Pengakuan Kolonel Priyanto yang Tega Buang Handi-Salsa ke Sungai

Pengakuan Kolonel Priyanto yang Tega Buang Handi-Salsa ke Sungai
Lihat Foto

WJtoday, Bandung - Persidangan dengan agenda pemeriksaan terdakwa perwira menengah TNI Kolonel Infanteri Priyanto di Pengadilan Militer Tinggi II Jakarta, atas kasus pembunuhan dua remaja di Nagreg oleh terus bergulir dan memunculkan sejumlah fakta baru

Saat menjalani persidangan atas kasus pembunuhan dua ABG di Nagreg, Jawa Barat, Kolonel Priyanto  mengakui dan menyesali perbuatannya di Pengadilan Militer Tinggi II, Jakarta Timur.

Sebelumnya, kepada Ketua Hakim Brigadir Jenderal Faridah Faisal, Kolonel Priyanto mengatakan bahwa yang menabrak dua korban atas nama Handi Saputra dan Salsabila itu adalah Kopda Andreas Dwi Atmoko.

Dalam perjalanan, terdakwa duduk di belakang Kopda Andreas yang menyopir mobil dan tertidur. Sementara itu, sopir pengganti yakni Kopral Satu (Koptu) Ahmad Sholeh duduk di samping Kopda Andreas.

"Akan tetapi, kemudian saya terbangun karena ada benturan keras. Ternyata ada tabrakan. Mobil berhenti. Sopir, yakni Kopda Andreas melaporkan menabrak. Semua keluar dan melihat ada laki-laki tergeletak di sebelah kanan mobil. Ada perempuan yang teriak di kolong mobil," kata Kolonel Priyanto.

Ia bersama Kopda Andreas dan Koptu Ahmad memiliki niat awal dua korban tersebut akan dibawa ke rumah sakit setelah diangkat ke dalam mobil.

Pada saat itu, yang awalnya menyopir untuk menuju ke rumah sakit adalah Kopda Andreas. Namun, beberapa waktu kemudian, Kopda Andreas gemetar saat menyopir dan tidak fokus.

"Andreas gemetar saat menyopir dan tidak fokus.

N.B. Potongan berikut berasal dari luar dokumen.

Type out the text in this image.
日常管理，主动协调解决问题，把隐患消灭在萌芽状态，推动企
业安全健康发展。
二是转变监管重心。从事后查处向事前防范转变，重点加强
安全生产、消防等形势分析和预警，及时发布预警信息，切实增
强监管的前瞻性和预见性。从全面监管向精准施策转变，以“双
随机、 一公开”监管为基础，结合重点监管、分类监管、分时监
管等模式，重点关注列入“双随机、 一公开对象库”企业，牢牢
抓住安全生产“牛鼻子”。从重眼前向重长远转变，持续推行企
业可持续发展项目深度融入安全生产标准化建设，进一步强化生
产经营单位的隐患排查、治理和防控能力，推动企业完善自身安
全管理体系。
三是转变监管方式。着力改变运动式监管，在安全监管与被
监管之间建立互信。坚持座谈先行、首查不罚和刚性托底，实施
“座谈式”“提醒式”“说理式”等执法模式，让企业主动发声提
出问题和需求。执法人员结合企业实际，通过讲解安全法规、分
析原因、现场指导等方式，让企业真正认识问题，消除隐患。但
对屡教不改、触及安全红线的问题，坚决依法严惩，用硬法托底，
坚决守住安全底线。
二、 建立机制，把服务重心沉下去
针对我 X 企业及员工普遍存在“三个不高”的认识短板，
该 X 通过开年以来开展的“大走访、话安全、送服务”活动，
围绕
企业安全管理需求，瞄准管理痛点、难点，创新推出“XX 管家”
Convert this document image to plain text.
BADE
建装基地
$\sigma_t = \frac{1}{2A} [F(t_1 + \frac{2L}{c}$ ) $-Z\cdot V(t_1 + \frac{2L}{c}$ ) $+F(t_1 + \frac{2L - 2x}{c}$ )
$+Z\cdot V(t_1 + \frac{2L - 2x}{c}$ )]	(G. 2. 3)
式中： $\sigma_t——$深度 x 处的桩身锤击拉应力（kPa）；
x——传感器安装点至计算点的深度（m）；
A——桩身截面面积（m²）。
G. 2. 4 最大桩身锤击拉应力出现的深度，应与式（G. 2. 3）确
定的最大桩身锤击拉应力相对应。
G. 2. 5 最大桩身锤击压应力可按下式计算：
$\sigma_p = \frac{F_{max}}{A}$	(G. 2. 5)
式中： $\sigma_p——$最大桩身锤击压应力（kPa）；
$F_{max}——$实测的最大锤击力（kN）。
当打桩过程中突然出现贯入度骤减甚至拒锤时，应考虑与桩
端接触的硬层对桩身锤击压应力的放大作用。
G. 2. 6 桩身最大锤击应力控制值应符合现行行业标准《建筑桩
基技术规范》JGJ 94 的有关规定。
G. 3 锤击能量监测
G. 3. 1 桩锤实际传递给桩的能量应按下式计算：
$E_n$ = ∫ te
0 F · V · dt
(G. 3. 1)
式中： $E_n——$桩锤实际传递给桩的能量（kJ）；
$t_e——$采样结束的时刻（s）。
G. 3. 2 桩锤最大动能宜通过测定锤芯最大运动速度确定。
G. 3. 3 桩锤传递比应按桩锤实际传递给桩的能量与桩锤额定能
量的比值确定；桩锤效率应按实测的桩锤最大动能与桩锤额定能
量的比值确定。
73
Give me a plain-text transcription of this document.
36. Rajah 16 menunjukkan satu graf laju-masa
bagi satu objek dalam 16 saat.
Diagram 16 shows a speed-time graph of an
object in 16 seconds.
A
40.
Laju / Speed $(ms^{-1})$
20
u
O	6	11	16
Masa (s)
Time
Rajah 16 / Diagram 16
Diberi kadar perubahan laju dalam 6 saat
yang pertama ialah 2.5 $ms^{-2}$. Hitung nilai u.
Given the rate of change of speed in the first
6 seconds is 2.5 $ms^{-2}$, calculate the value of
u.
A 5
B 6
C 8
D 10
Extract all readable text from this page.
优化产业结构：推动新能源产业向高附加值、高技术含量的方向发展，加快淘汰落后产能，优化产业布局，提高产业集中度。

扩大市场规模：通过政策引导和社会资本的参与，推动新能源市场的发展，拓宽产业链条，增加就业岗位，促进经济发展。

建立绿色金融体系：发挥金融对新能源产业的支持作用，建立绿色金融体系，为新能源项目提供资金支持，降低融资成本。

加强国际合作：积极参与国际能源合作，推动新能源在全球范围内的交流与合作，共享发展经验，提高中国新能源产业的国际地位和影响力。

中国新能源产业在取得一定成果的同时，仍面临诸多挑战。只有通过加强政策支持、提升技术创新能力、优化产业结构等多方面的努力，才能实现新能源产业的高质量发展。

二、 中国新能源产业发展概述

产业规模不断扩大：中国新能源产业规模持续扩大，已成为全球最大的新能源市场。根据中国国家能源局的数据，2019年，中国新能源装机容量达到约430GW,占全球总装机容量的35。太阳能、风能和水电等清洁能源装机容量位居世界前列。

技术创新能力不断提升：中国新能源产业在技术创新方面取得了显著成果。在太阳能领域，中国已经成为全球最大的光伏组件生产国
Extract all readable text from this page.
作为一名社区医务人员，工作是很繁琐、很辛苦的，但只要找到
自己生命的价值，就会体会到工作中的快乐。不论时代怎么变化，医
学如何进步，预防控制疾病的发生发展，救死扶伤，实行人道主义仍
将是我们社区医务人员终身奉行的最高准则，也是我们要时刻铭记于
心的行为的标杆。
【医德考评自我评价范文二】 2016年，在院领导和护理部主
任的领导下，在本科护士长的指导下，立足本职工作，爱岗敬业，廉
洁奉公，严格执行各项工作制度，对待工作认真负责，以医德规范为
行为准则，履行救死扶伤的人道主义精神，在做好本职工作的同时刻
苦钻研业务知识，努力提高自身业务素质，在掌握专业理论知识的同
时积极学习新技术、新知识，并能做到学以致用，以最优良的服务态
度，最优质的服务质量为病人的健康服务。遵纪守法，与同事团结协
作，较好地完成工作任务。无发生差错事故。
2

Saya takut (jika terjadi apa-apa) sehingga saya gantikan," ujar Kolonel Priyanto.

Kolonel Priyanto pun mengatakan bahwa Kopda Andreas gemetar dan merasa takut karena memikirkan nasib keluarganya jika dia ditetapkan menjadi terdakwa dalam kasus penabrakan.

"Kopda Andreas Dwi Atmoko bertanya bagaimana nasib anak dan istri saya. Setelah mendengar pertanyaan itu, saya mengganti menyopir dan muncul ide untuk tidak membawa korban ke rumah sakit," kata Kolonel Priyanto.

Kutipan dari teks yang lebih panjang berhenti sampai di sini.